2- Suada: esta foi a vitória do São Paulo diante do Sport, no Morumbi que recebeu bom público (mais de 22 mil pagantes), com o tricolor não jogando bem, mas, mesmo assim, obrigando o goleiro Magrão a boas defesas. O herói foi um menino de 18 anos, que não é craque, mas possuidor de muita velocidade e faro de gol: Ademilson, que o técnico Ney Franco conhece da Seleção Brasileira Sub- 20.
O tricolor, apesar dos pesares, é o melhor dos paulistas até agora e colou no G-4.
3- Surpresa: deste nome é merecedora a Ponte Preta, equipe muito bem treinada por Gílson Kleina, e que foi a Belo Horizonte para derrotar o Cruzeiro, por 2 a 1. Não está na hora de se olhar com mais carinho para estes técnicos novos e, provavelmente, mais atualizados com o futebol moderno?
4- Equilibrado: assim foi o duelo entre e Vasco e Corinthians, o que já vem se tornando uma rotina nos últimos tempos. Mesmo assim, a vitória poderia ter sido corintiana não fossem as chances desperdiçadas por Douglas e Jorge Henrique, em gols quase feitos. Tite deve promover com urgência a estreia de Martinez, argentino bom de bola, o que poderá melhorar o seu ataque.
Quanto ao Vasco, sente muito as perdas de Fagner e Diego Souza, que não tiveram a devida reposição.
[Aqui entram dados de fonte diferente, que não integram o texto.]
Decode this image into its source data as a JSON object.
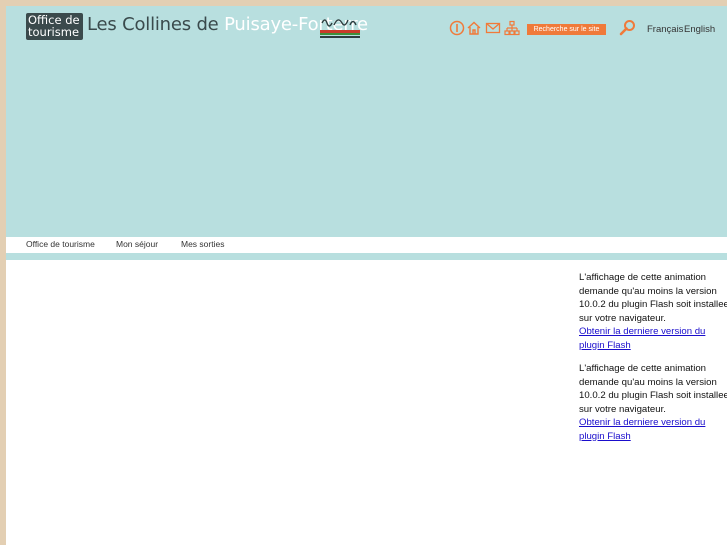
{
  "header": {
    "logo_line1": "Office de",
    "logo_line2": "tourisme",
    "title_dark": "Les Collines de",
    "title_light": "Puisaye-Forterre",
    "search_label": "Recherche sur le site",
    "lang_fr": "Français",
    "lang_en": "English"
  },
  "nav": {
    "items": [
      "Office de tourisme",
      "Mon séjour",
      "Mes sorties"
    ]
  },
  "flash": [
    {
      "message": "L'affichage de cette animation demande qu'au moins la version 10.0.2 du plugin Flash soit installee sur votre navigateur.",
      "link": "Obtenir la derniere version du plugin Flash"
    },
    {
      "message": "L'affichage de cette animation demande qu'au moins la version 10.0.2 du plugin Flash soit installee sur votre navigateur.",
      "link": "Obtenir la derniere version du plugin Flash"
    }
  ],
  "colors": {
    "accent": "#f07a3a",
    "header_bg": "#b8dfdf",
    "frame": "#e3cfb3"
  },
  "icons": [
    "info-icon",
    "home-icon",
    "mail-icon",
    "sitemap-icon",
    "search-icon"
  ]
}
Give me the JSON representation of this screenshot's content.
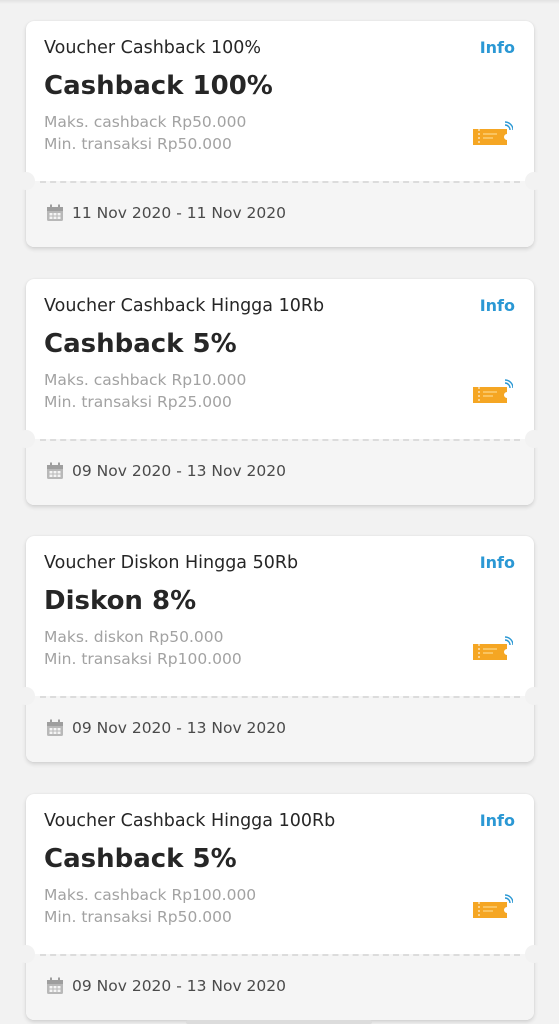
{
  "info_label": "Info",
  "colors": {
    "accent": "#2b98d4",
    "ticket": "#f5a623"
  },
  "icons": {
    "voucher": "ticket-icon",
    "period": "calendar-icon"
  },
  "vouchers": [
    {
      "title": "Voucher Cashback 100%",
      "headline": "Cashback 100%",
      "max_line": "Maks. cashback Rp50.000",
      "min_line": "Min. transaksi Rp50.000",
      "period": "11 Nov 2020 - 11 Nov 2020"
    },
    {
      "title": "Voucher Cashback Hingga 10Rb",
      "headline": "Cashback 5%",
      "max_line": "Maks. cashback Rp10.000",
      "min_line": "Min. transaksi Rp25.000",
      "period": "09 Nov 2020 - 13 Nov 2020"
    },
    {
      "title": "Voucher Diskon Hingga 50Rb",
      "headline": "Diskon 8%",
      "max_line": "Maks. diskon Rp50.000",
      "min_line": "Min. transaksi Rp100.000",
      "period": "09 Nov 2020 - 13 Nov 2020"
    },
    {
      "title": "Voucher Cashback Hingga 100Rb",
      "headline": "Cashback 5%",
      "max_line": "Maks. cashback Rp100.000",
      "min_line": "Min. transaksi Rp50.000",
      "period": "09 Nov 2020 - 13 Nov 2020"
    }
  ]
}
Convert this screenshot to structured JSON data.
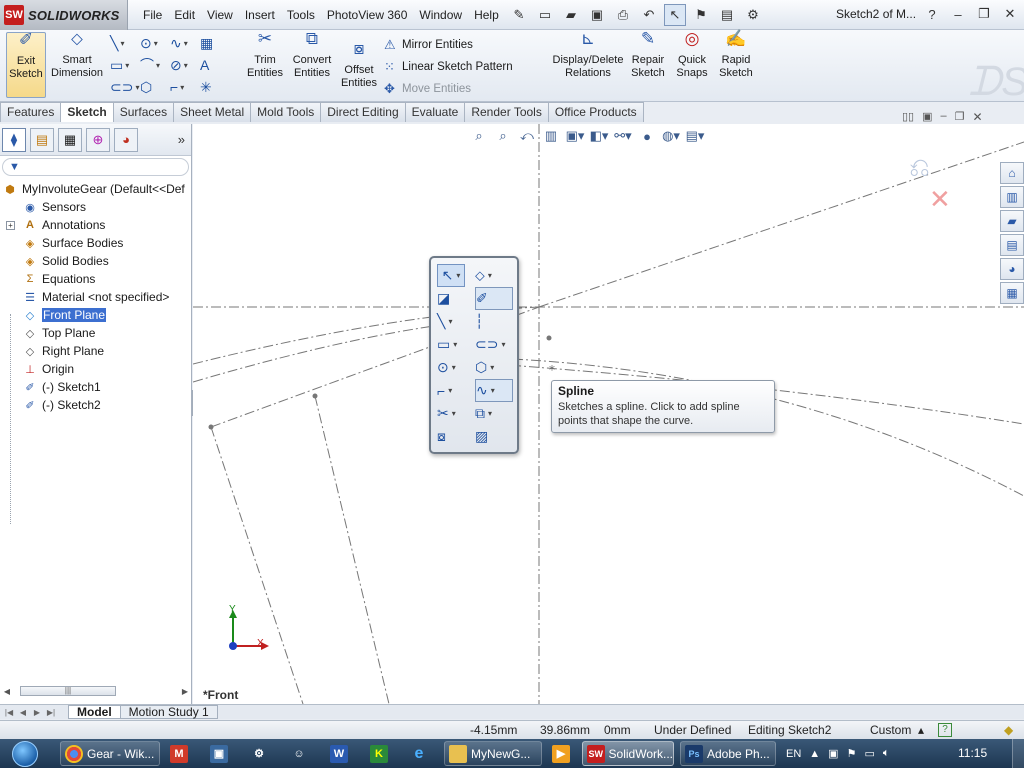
{
  "app": {
    "brand_mark": "SW",
    "brand_name": "SOLIDWORKS",
    "doc_title": "Sketch2 of M..."
  },
  "menu": [
    "File",
    "Edit",
    "View",
    "Insert",
    "Tools",
    "PhotoView 360",
    "Window",
    "Help"
  ],
  "commands": {
    "exit_sketch": "Exit Sketch",
    "smart_dimension": "Smart Dimension",
    "trim_entities": "Trim Entities",
    "convert_entities": "Convert Entities",
    "offset_entities": "Offset Entities",
    "mirror_entities": "Mirror Entities",
    "linear_sketch_pattern": "Linear Sketch Pattern",
    "move_entities": "Move Entities",
    "display_delete_relations": "Display/Delete Relations",
    "repair_sketch": "Repair Sketch",
    "quick_snaps": "Quick Snaps",
    "rapid_sketch": "Rapid Sketch"
  },
  "tabs": [
    "Features",
    "Sketch",
    "Surfaces",
    "Sheet Metal",
    "Mold Tools",
    "Direct Editing",
    "Evaluate",
    "Render Tools",
    "Office Products"
  ],
  "active_tab": "Sketch",
  "tree": {
    "root": "MyInvoluteGear  (Default<<Def",
    "items": [
      {
        "label": "Sensors",
        "icon": "sensor-icon"
      },
      {
        "label": "Annotations",
        "icon": "annotation-icon"
      },
      {
        "label": "Surface Bodies",
        "icon": "surface-bodies-icon"
      },
      {
        "label": "Solid Bodies",
        "icon": "solid-bodies-icon"
      },
      {
        "label": "Equations",
        "icon": "equations-icon"
      },
      {
        "label": "Material <not specified>",
        "icon": "material-icon"
      },
      {
        "label": "Front Plane",
        "icon": "plane-icon"
      },
      {
        "label": "Top Plane",
        "icon": "plane-icon"
      },
      {
        "label": "Right Plane",
        "icon": "plane-icon"
      },
      {
        "label": "Origin",
        "icon": "origin-icon"
      },
      {
        "label": "(-) Sketch1",
        "icon": "sketch-icon"
      },
      {
        "label": "(-) Sketch2",
        "icon": "sketch-icon"
      }
    ],
    "selected": "Front Plane"
  },
  "viewport": {
    "view_label": "*Front",
    "triad_x": "X",
    "triad_y": "Y"
  },
  "tooltip": {
    "title": "Spline",
    "text": "Sketches a spline. Click to add spline points that shape the curve."
  },
  "model_tabs": [
    "Model",
    "Motion Study 1"
  ],
  "status": {
    "x": "-4.15mm",
    "y": "39.86mm",
    "z": "0mm",
    "state": "Under Defined",
    "editing": "Editing Sketch2",
    "units": "Custom"
  },
  "taskbar": {
    "items": [
      {
        "label": "Gear - Wik...",
        "icon": "chrome-icon"
      },
      {
        "label": "MyNewG...",
        "icon": "folder-icon"
      },
      {
        "label": "SolidWork...",
        "icon": "solidworks-icon"
      },
      {
        "label": "Adobe Ph...",
        "icon": "photoshop-icon"
      }
    ],
    "lang": "EN",
    "time": "11:15"
  },
  "colors": {
    "accent": "#3c6fd0",
    "brand_red": "#c41e1e",
    "taskbar": "#1d3651"
  }
}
5- Revolta: é o que mostra o presidente do Bahia, em seu twitter, por não concordar com a arbitragem (houve um gol baiano, considerado mal anulado) do jogo contra o Grêmio. Até os 43 minutos do segundo tempo, a partida estava empatada em 1 a 1, mas os gremistas fizeram dois gols em pouquíssimo tempo (Souza e Marcelo Moreno), estabeleceram o placar de 3 a 1 e estão entre os primeiros do Campeonato.
SERÁ BOLT O PRÓPRIO VENTO?
Foto: Phil Noble/Reuters
Não sei, não. Já tivemos o “Filho do Vento”, Carl Lewis, e outros que desafiavam os limites da velocidade, com apelidos parecidos. Mas será que este incrível jamaicano Usain Bolt não é o próprio vento, disfarçado de corredor, a rir de todos nós?
Se não for, só por fantasia fica sendo. Pois neste domingo, ele percorreu os 100 metros em 9s63, quebrando o recorde da modalidade na Olimpíada, tornando-se bicampeão olímpico. Ficou atrás apenas de sua própria marca de 9s58 quando bateu o recorde mundial e beirou o limite humano.
Mas Bolt parece não ter limites. Pelo menos corre como se fosse o próprio vento.